The decline of the Judiciary deserves special mention. Partly due to the central role it plays in exercising state Power and partly due to the circumstances surrounding its decay.  The Law, and those who interpret it, serves as the final arbiter of Justice. Given that in Egypt, Laws are not interpreted by “your peers” Judges play an even more pivotal role. If Law does not serve justice then it must serve another end. In a dictatorship that other end may be preserving the dictatorship. In today’s end what other end may the Law achieve if not Justice? How can we allow the Law to serve a deposed dictatorship if we already deposed it? How can we allow it to serve a new dictatorship if we risked life and limb for freedom? How can it serve the Centre, Cairo, if the votes from the Provinces brought the President to power? If the people believe that the Judiciary has such ulterior motives than they will oppose the Judiciary.

And no one has opposed the courts better than President Morsi. His constitutional declaration of late January 2012 set the unwelcome precedent that the courts, and the Law, can be intimidated into acquiescence. This last weekend the people of Port Said invoked the President’s precedent when rioting against a perceived injustice of the courts against their townsfolk for a crime of murky origins. This rather complicates the situation of the President, who will presumably discontinue his judicial antics, and now needs the people to respect the decisions of the court. Such naked hypocrisy resulted in a backlash against his speech by the people of Port Said, who now, rightly, do not tolerate that what applies to the President does not apply to them.

Rebuilding institutions requires “legitimate Power.” Morsi and the Islamist movement at large, overestimate their legitimacy. A significant portion of the population (one that disproportionately includes influences from the politics, culture and the economy) believes that the results of the Presidential elections are fraudulent. Even in the event that such results truly represent the electoral outcome Morsi still owes his Presidency to a narrow majority, one that includes many disenfranchised non-Islamists. This, in no way, gives him a democratic mandate for sweeping reform or majoritarian rule. Not to be outdone by arithmetic the Islamists have invoked Divine legitimacy which has angered the religious sensibilities of the Egyptian people.
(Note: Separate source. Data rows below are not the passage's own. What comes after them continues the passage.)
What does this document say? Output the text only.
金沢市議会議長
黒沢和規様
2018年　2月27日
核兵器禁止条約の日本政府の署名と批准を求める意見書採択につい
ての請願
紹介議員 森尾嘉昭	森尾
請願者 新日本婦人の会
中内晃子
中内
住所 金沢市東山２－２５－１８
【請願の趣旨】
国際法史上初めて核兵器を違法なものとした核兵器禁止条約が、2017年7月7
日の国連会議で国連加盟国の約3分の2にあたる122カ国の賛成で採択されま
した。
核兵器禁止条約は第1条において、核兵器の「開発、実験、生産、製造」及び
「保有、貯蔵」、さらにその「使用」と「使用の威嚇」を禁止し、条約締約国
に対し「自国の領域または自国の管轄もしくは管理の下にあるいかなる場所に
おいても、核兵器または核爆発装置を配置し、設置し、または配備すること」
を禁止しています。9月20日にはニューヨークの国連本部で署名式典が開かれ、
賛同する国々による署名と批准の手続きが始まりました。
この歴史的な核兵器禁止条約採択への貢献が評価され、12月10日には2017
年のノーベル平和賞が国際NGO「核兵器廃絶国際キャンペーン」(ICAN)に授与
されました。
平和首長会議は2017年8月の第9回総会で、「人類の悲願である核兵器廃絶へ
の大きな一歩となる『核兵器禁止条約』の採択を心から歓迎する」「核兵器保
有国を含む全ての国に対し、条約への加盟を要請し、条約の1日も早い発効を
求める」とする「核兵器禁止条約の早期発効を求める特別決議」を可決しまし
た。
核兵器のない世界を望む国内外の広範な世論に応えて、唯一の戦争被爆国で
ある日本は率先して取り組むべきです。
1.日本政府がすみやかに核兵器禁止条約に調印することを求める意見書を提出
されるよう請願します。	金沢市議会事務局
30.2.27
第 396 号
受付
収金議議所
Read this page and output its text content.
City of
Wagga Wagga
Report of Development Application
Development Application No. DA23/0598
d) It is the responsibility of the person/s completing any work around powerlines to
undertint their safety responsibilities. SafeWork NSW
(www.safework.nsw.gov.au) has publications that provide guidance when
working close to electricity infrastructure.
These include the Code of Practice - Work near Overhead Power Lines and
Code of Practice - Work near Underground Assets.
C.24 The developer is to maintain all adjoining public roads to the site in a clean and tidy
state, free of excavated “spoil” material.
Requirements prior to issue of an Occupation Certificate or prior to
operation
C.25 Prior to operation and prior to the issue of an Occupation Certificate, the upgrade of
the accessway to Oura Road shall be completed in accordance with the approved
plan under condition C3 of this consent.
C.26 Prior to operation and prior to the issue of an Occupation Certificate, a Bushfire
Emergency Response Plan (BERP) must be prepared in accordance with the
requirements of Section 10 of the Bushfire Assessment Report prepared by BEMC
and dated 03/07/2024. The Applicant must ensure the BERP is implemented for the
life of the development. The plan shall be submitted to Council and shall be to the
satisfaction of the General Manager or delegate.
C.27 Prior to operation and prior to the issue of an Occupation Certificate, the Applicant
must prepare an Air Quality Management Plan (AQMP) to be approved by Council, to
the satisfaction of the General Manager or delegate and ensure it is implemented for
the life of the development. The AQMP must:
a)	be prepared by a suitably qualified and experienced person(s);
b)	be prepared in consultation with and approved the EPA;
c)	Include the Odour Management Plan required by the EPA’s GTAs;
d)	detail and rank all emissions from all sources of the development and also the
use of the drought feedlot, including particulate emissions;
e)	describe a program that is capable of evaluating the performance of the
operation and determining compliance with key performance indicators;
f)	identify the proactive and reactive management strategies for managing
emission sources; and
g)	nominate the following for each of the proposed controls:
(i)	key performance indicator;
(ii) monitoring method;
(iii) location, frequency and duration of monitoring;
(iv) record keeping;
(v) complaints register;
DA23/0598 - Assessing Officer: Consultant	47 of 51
Their stubborn obstinacy against building meaningful consensus, their method of opaque decision making (which tends to happen by non-government actors such as high ranking Brotherhood members) and the lack of avenues for self-expression for the opposition (yes, the opposition, the dissolution of Parliament was also bad for you) means that the opposition feels empowered to obstruct, derail and disrupt any attempt by Morse to govern the country.

While the “elders” of the opposition limit their methods of obstruction to noisy press conferences and a series of legal challenges the “youth” elements have radicalized. The rise of vigilante movements, most famously manifest in the so called Black Block, marks their departure from parliamentary politics (the lack of a parliament makes this easier) and their flirtation with violence. With the continuous decay of the State there is no reason to suppose that these vigilantes will disappear any time soon. In fact, with Morsi’s inability to deliver on what matters most to the Egyptians, the economy, sympathy for these movements will continue to rise as they march under the banner of Social Justice (as vague as that may be).

The combination of a crisis of confidence in the State and its ability to assert itself in the social lives of its citizens, on the one hand, and the democratization of the means of violence that manifests itself in vigilante movements, on the other, create a potent mix, unprecedented for the Modern Egyptian State. The results need not be all negative. For too long governing in Egypt has been an all too centralized affair. Both forces will challenge the axiom of centralized leadership; whether this will result in anarchy or effective federal government remains to be seen.